BF – O senhor diz e comprova com dados que o Brasil é um país que não lê. Como se explica, então, que os jornais e boletins sejam os principais instrumentos de comunicação entre os movimentos sociais e o povo trabalhador? Não seria o caso de se utilizar outros instrumentos?

Giannotti – O Brasil é um país que não lê, sim. Mesmo assim se publicam aqui quase 7 milhões de exemplares de jornais diários. Parece muito, mas é quase nada. Estas cifras significam que apenas 4,5% da população lê jornal. Mesmo assim, nossos sindicatos e movimentos publicam milhões de jornais para seus trabalhadores. Eu acho que devemos publicar muito mais. Mais e melhores, mais bonitos, com assuntos melhor pensados e outras exigências a mais. Mas isto não pode nos fazer esquecer de que o povo não lê. As estatísticas estão aí. O resto são sonhos. E então? Então vamos usar outros instrumentos de comunicação. Inclusive instrumentos mais próprios da nossa cultura, das nossas origens. E dentre os vários instrumentos, dois são principais: o rádio e a televisão. Precisamos forçar o governo a rever as concessões da rádio e televisão. Elas deveriam ser públicas, mas não o são. São privadas. Privadíssimas. São fábricas de fazer dinheiro. A sociedade não manda em nada. O movimento social deve exigir sua parte neste bolo. Para isso tem que tirar da boca de quem hoje abocanha tudo: Globo, Record, Bandeirantes, Grupo Sirotsky etc. Se querem disputar a hegemonia, é preciso usar estes meios que chegam mais perto do nosso povo. Um povo que não lê, mas que ouve. 

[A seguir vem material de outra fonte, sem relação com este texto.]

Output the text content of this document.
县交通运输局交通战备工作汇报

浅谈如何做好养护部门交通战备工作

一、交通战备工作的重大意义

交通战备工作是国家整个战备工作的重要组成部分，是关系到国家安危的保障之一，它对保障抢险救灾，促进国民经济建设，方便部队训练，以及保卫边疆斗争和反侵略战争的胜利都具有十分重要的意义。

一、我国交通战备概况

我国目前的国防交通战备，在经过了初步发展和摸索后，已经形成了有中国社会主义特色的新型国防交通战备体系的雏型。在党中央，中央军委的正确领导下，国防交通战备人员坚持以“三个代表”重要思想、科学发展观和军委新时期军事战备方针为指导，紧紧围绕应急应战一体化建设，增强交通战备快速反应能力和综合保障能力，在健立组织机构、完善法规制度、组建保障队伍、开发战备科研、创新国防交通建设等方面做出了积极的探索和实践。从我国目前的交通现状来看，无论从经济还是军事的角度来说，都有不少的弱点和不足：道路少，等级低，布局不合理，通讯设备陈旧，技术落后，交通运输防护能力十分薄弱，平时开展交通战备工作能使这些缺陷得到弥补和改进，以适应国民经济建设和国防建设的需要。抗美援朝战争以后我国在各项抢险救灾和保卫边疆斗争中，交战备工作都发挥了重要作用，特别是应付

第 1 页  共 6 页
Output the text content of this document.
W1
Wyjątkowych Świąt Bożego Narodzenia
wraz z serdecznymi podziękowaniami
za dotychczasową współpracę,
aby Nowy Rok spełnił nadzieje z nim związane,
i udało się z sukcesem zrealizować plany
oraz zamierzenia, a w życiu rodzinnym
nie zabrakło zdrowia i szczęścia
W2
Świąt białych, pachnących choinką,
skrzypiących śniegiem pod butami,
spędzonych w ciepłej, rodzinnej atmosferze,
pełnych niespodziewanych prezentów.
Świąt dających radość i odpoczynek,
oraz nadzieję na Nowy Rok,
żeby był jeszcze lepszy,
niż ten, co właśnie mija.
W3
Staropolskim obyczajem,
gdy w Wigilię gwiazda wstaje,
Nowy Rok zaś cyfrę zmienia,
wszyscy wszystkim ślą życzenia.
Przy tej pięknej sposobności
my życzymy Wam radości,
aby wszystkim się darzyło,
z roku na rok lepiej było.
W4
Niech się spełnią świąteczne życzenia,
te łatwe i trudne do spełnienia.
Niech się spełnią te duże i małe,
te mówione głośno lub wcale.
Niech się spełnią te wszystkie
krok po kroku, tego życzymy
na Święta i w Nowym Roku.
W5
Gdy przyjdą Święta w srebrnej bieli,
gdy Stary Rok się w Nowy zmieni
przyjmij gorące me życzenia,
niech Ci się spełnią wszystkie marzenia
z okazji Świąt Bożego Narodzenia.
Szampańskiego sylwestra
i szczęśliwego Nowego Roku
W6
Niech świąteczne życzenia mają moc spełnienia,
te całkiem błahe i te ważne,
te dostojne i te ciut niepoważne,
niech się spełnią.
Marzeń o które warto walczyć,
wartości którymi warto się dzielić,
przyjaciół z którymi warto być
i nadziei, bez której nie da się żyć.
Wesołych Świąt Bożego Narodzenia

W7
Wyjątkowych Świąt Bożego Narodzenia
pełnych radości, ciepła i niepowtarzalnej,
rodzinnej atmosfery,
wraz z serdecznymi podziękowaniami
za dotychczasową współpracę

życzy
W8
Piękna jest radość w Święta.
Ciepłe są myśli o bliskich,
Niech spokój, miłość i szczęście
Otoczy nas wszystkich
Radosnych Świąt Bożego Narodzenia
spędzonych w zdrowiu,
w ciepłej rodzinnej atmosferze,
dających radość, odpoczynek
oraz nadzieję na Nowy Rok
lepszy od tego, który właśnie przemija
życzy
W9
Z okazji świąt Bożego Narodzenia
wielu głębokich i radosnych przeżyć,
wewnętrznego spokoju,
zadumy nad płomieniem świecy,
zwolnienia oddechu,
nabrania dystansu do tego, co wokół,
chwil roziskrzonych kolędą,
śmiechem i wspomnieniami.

BF – Que dicas o senhor propõe para aqueles que querem se comunicar com as classes populares?

Giannotti – Vou simplesmente repetir as idéias básicas do nosso coletivo de comunicação, o Núcleo Piratininga. Primeiro, não ter ilusões com a grande mídia. Ela tem dono. Tem lado. Tem classe. E defende os interesses de sua classe contra as classes populares. Não existe este papo de neutralidade, objetividade. É tudo ilusão. A mídia obedece aos seus donos e serve aos seus interesses. A conclusão disso é que os trabalhadores precisam ter sua própria mídia: do jornal ao rádio, da TV à internet. Ter e usar, se aperfeiçoando cada dia mais. Se especializar e fazer coisas melhores que nossos inimigos de classe. Melhores para disputar com eles a hegemonia na sociedade.

BF – Em quem o senhor se referencia nos tantos livros e artigos que produz desde a década de 80 sobre o tema da linguagem?

Giannotti – Os autores preferidos pela equipe do NPC no campo da linguagem são: Maria Otília Bocchini, Ângela Kleiman, Magda Soares, Maurízio Gnerre e Oton Garcia. Há uma série de estudos feitos na França, dentre os quais destacamos François Richaudeau, e outros na Espanha, Peru, Colômbia, muito importantes para moldar nossas idéias que estão no livro Muralhas da Linguagem. Além disso, há a contribuição para a pesquisa de milhares de alunos dos nossos cursos de comunicação pelo Brasil afora. Mas, principalmente, nossas reflexões são frutos de nossos muitos anos de militância política junto à classe trabalhadora. 

Quem é
Vito Giannotti é autor de cerca de 20 livros. Já escreveu sobre a Central Única dos Trabalhadores (CUT), o movimento sindical brasileiro e a comunicação dos trabalhadores. Foi diretor da CUT-SP. No início dos anos 90, fundou, no Rio de Janeiro, o Núcleo Piratininga de Comunicação (NPC) e se especializou em comunicação dos trabalhadores, história das lutas sociais e linguagem para disputar a hegemonia na sociedade. Giannotti nasceu na Itália, em 1943, e vive no Brasil há 40 anos.